My classroomis currently dealing with Rube Goldberg. I haven't done multi class collaboration, but I feel like for that portability would be key. As such I think you would want each team's work to fit in a letter box and have a set trigger, like all must begin with being triggered by a ball rolling in the front right lower corner and end by rolling a ball out of the front left corner. That way all the group's can place their project in a row and it can work.
In addition to teaching, I work with an organization (Northern Central Valley Stem Center) that promotes STEM education. I plan on suggesting working to get small stem kits produced with tiny home stem activities that could be done.
Really, though, such things could be done as a home project for a class lab, flipping the classroom so a part of the assignment is replicating the findings of the class lab at home with a sibling.

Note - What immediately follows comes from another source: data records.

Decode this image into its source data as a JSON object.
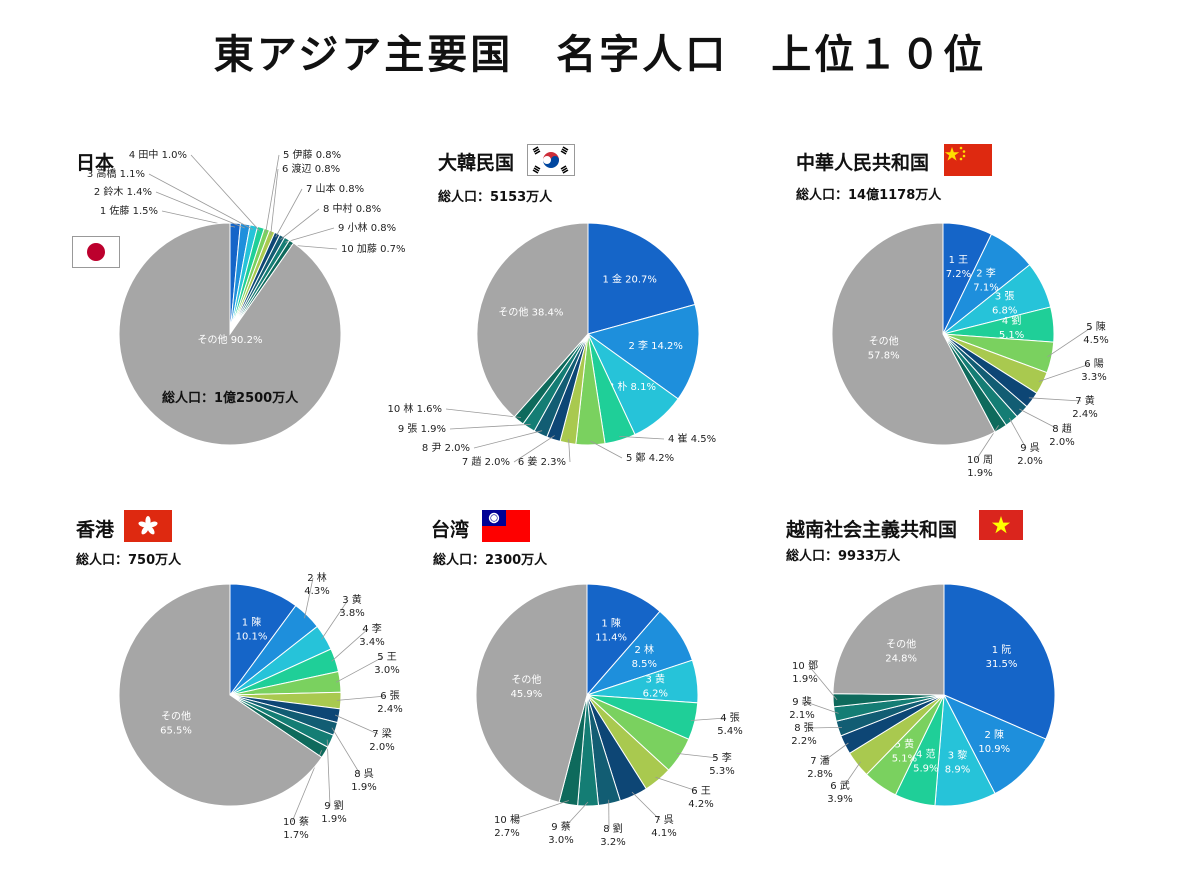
{
  "title": "東アジア主要国　名字人口　上位１０位",
  "colors": [
    "#1565c8",
    "#1e8fdc",
    "#26c3d9",
    "#1fcf98",
    "#7ad15f",
    "#a9c94f",
    "#0d4675",
    "#125d73",
    "#147d74",
    "#0e6a5c"
  ],
  "other_color": "#a6a6a6",
  "chart_data": [
    {
      "type": "pie",
      "id": "japan",
      "country": "日本",
      "total_population": "総人口：1億2500万人",
      "flag": "jp-flag",
      "categories": [
        "1 佐藤",
        "2 鈴木",
        "3 高橋",
        "4 田中",
        "5 伊藤",
        "6 渡辺",
        "7 山本",
        "8 中村",
        "9 小林",
        "10 加藤",
        "その他"
      ],
      "values": [
        1.5,
        1.4,
        1.1,
        1.0,
        0.8,
        0.8,
        0.8,
        0.8,
        0.8,
        0.7,
        90.2
      ],
      "labels": [
        "1 佐藤 1.5%",
        "2 鈴木 1.4%",
        "3 高橋 1.1%",
        "4 田中 1.0%",
        "5 伊藤 0.8%",
        "6 渡辺 0.8%",
        "7 山本 0.8%",
        "8 中村 0.8%",
        "9 小林 0.8%",
        "10 加藤 0.7%",
        "その他 90.2%"
      ]
    },
    {
      "type": "pie",
      "id": "korea",
      "country": "大韓民国",
      "total_population": "総人口：5153万人",
      "flag": "kr-flag",
      "categories": [
        "1 金",
        "2 李",
        "3 朴",
        "4 崔",
        "5 鄭",
        "6 姜",
        "7 趙",
        "8 尹",
        "9 張",
        "10 林",
        "その他"
      ],
      "values": [
        20.7,
        14.2,
        8.1,
        4.5,
        4.2,
        2.3,
        2.0,
        2.0,
        1.9,
        1.6,
        38.4
      ],
      "labels": [
        "1 金 20.7%",
        "2 李 14.2%",
        "3 朴 8.1%",
        "4 崔 4.5%",
        "5 鄭 4.2%",
        "6 姜 2.3%",
        "7 趙 2.0%",
        "8 尹 2.0%",
        "9 張 1.9%",
        "10 林 1.6%",
        "その他 38.4%"
      ]
    },
    {
      "type": "pie",
      "id": "china",
      "country": "中華人民共和国",
      "total_population": "総人口：14億1178万人",
      "flag": "cn-flag",
      "categories": [
        "1 王",
        "2 李",
        "3 張",
        "4 劉",
        "5 陳",
        "6 陽",
        "7 黄",
        "8 趙",
        "9 呉",
        "10 周",
        "その他"
      ],
      "values": [
        7.2,
        7.1,
        6.8,
        5.1,
        4.5,
        3.3,
        2.4,
        2.0,
        2.0,
        1.9,
        57.8
      ],
      "labels": [
        "1 王 7.2%",
        "2 李 7.1%",
        "3 張 6.8%",
        "4 劉 5.1%",
        "5 陳 4.5%",
        "6 陽 3.3%",
        "7 黄 2.4%",
        "8 趙 2.0%",
        "9 呉 2.0%",
        "10 周 1.9%",
        "その他 57.8%"
      ]
    },
    {
      "type": "pie",
      "id": "hongkong",
      "country": "香港",
      "total_population": "総人口：750万人",
      "flag": "hk-flag",
      "categories": [
        "1 陳",
        "2 林",
        "3 黄",
        "4 李",
        "5 王",
        "6 張",
        "7 梁",
        "8 呉",
        "9 劉",
        "10 蔡",
        "その他"
      ],
      "values": [
        10.1,
        4.3,
        3.8,
        3.4,
        3.0,
        2.4,
        2.0,
        1.9,
        1.9,
        1.7,
        65.5
      ],
      "labels": [
        "1 陳 10.1%",
        "2 林 4.3%",
        "3 黄 3.8%",
        "4 李 3.4%",
        "5 王 3.0%",
        "6 張 2.4%",
        "7 梁 2.0%",
        "8 呉 1.9%",
        "9 劉 1.9%",
        "10 蔡 1.7%",
        "その他 65.5%"
      ]
    },
    {
      "type": "pie",
      "id": "taiwan",
      "country": "台湾",
      "total_population": "総人口：2300万人",
      "flag": "tw-flag",
      "categories": [
        "1 陳",
        "2 林",
        "3 黄",
        "4 張",
        "5 李",
        "6 王",
        "7 呉",
        "8 劉",
        "9 蔡",
        "10 楊",
        "その他"
      ],
      "values": [
        11.4,
        8.5,
        6.2,
        5.4,
        5.3,
        4.2,
        4.1,
        3.2,
        3.0,
        2.7,
        45.9
      ],
      "labels": [
        "1 陳 11.4%",
        "2 林 8.5%",
        "3 黄 6.2%",
        "4 張 5.4%",
        "5 李 5.3%",
        "6 王 4.2%",
        "7 呉 4.1%",
        "8 劉 3.2%",
        "9 蔡 3.0%",
        "10 楊 2.7%",
        "その他 45.9%"
      ]
    },
    {
      "type": "pie",
      "id": "vietnam",
      "country": "越南社会主義共和国",
      "total_population": "総人口：9933万人",
      "flag": "vn-flag",
      "categories": [
        "1 阮",
        "2 陳",
        "3 黎",
        "4 范",
        "5 黄",
        "6 武",
        "7 潘",
        "8 張",
        "9 裴",
        "10 鄧",
        "その他"
      ],
      "values": [
        31.5,
        10.9,
        8.9,
        5.9,
        5.1,
        3.9,
        2.8,
        2.2,
        2.1,
        1.9,
        24.8
      ],
      "labels": [
        "1 阮 31.5%",
        "2 陳 10.9%",
        "3 黎 8.9%",
        "4 范 5.9%",
        "5 黄 5.1%",
        "6 武 3.9%",
        "7 潘 2.8%",
        "8 張 2.2%",
        "9 裴 2.1%",
        "10 鄧 1.9%",
        "その他 24.8%"
      ]
    }
  ]
}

A perfect example is the candium lab. All it involves is pouring m&m's from a cup and counting the number of candies face up vs face down. A sibling would love to take part. The teacher could have the student replicate the in class experiment, but send each kid home with a fun pack of skittles to repeat their findings and see if the graph is still curved. They could have their sibling write a small conclusion to the experiment as evidence.
You question about students without siblings is a great point:
Students who don't have siblings could teach the lesson to a young relative or an adult family member. In the case of an adult family member it wouldn't be as helpful for a younger child, but the student still gets the benefit of the higher order thinking involved in teaching a lesson.